L'intervista

15.03.2017 10:43

Qualche giorno fa Roberta Bonazza mi ha fatto un’intervista che sarà usata in un lavoro degli studenti del Liceo di Tione sull’identità delle Giudicarie. Mi ha fatto due domande che riporto con le risposte.

Prima domanda - Cos’è per lei Storo, il paese dove vive?

Risposta - È la mia terra: sono nato e cresciuto qui, ho respirato la sua aria, ho conosciuto i suoi odori, che oggi non sono più quelli di quand’era piccolo, perché è scomparsa la civiltà contadina. Qui vivo da oltre trent’anni con mia moglie, qui sono cresciuti i miei figli, qui ho lavorato. Fin da piccolo ho espresso i miei sentimenti con questa lingua, con questo dialetto. Ho girato le montagne di questi paesi, ne ho goduto e patito il clima.

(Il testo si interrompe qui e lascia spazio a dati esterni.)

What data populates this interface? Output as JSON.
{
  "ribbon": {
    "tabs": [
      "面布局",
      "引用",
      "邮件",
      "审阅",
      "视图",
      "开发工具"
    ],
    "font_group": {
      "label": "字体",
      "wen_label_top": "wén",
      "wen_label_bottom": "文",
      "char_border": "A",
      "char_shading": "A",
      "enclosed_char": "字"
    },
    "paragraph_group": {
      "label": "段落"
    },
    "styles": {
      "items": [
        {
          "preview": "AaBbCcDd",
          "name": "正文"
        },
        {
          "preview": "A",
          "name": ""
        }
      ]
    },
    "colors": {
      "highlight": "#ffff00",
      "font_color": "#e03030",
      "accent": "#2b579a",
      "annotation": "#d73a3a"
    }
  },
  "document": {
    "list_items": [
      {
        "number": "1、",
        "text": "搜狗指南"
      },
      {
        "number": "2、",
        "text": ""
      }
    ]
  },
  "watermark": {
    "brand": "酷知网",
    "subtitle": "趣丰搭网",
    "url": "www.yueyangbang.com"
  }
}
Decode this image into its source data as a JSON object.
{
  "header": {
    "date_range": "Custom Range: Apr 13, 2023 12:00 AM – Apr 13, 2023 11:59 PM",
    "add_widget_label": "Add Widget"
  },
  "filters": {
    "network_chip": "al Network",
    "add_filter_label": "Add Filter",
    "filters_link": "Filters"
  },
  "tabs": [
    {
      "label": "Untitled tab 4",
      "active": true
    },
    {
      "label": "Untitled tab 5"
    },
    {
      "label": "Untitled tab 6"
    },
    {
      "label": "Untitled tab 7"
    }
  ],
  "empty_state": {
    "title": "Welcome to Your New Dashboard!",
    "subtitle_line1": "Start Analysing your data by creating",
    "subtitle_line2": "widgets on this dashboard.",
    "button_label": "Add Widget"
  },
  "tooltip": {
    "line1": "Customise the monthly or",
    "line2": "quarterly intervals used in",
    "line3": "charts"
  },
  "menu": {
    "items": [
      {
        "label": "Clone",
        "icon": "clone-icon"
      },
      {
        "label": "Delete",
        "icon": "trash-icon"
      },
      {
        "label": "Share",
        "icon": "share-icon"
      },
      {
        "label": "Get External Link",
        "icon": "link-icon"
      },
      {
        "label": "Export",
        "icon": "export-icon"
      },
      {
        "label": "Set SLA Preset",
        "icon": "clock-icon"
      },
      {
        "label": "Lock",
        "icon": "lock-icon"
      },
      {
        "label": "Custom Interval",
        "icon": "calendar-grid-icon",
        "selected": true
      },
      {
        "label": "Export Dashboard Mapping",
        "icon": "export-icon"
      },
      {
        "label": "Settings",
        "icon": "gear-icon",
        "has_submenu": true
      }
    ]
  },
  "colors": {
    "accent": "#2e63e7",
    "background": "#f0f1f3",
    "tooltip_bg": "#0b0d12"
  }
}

Insomma: questa terra ha determinato la mia esistenza e per questo ci sono affezionato, anche se sono sempre stato convinto che questo non è il centro del mondo, il mondo non finisce qui, perciò mi piace girare, conoscere e apprezzare altre terre.

Seconda domanda - Che cosa c’è di significativo a Storo?

Ci sono cose di cui sono orgoglioso e che allo stesso tempo mi fanno arrabbiare. Perché sono positive e negative nello stesso tempo: 

1. La capacità di iniziativa della gente, il protagonismo, il “possiamo farlo anche noi”, “possiamo riuscirci”. E questo è caparbietà, ma può diventare testardaggine.

2. E poi - come in tutti i paesi - c’è l’attaccamento alle radici, l’orgoglio di fare parte di questa comunità, ma questo può diventare campanilismo e chiusura. Nel mio lavoro mi sono trovato spesso a contrastare logiche di paese, preferendfo logiche di valle, ma ho fatto fatica a farle passare perché le caratteristiche della mia gente sono anche mie. Molti dei miei libri portano il nome del paese nel titolo.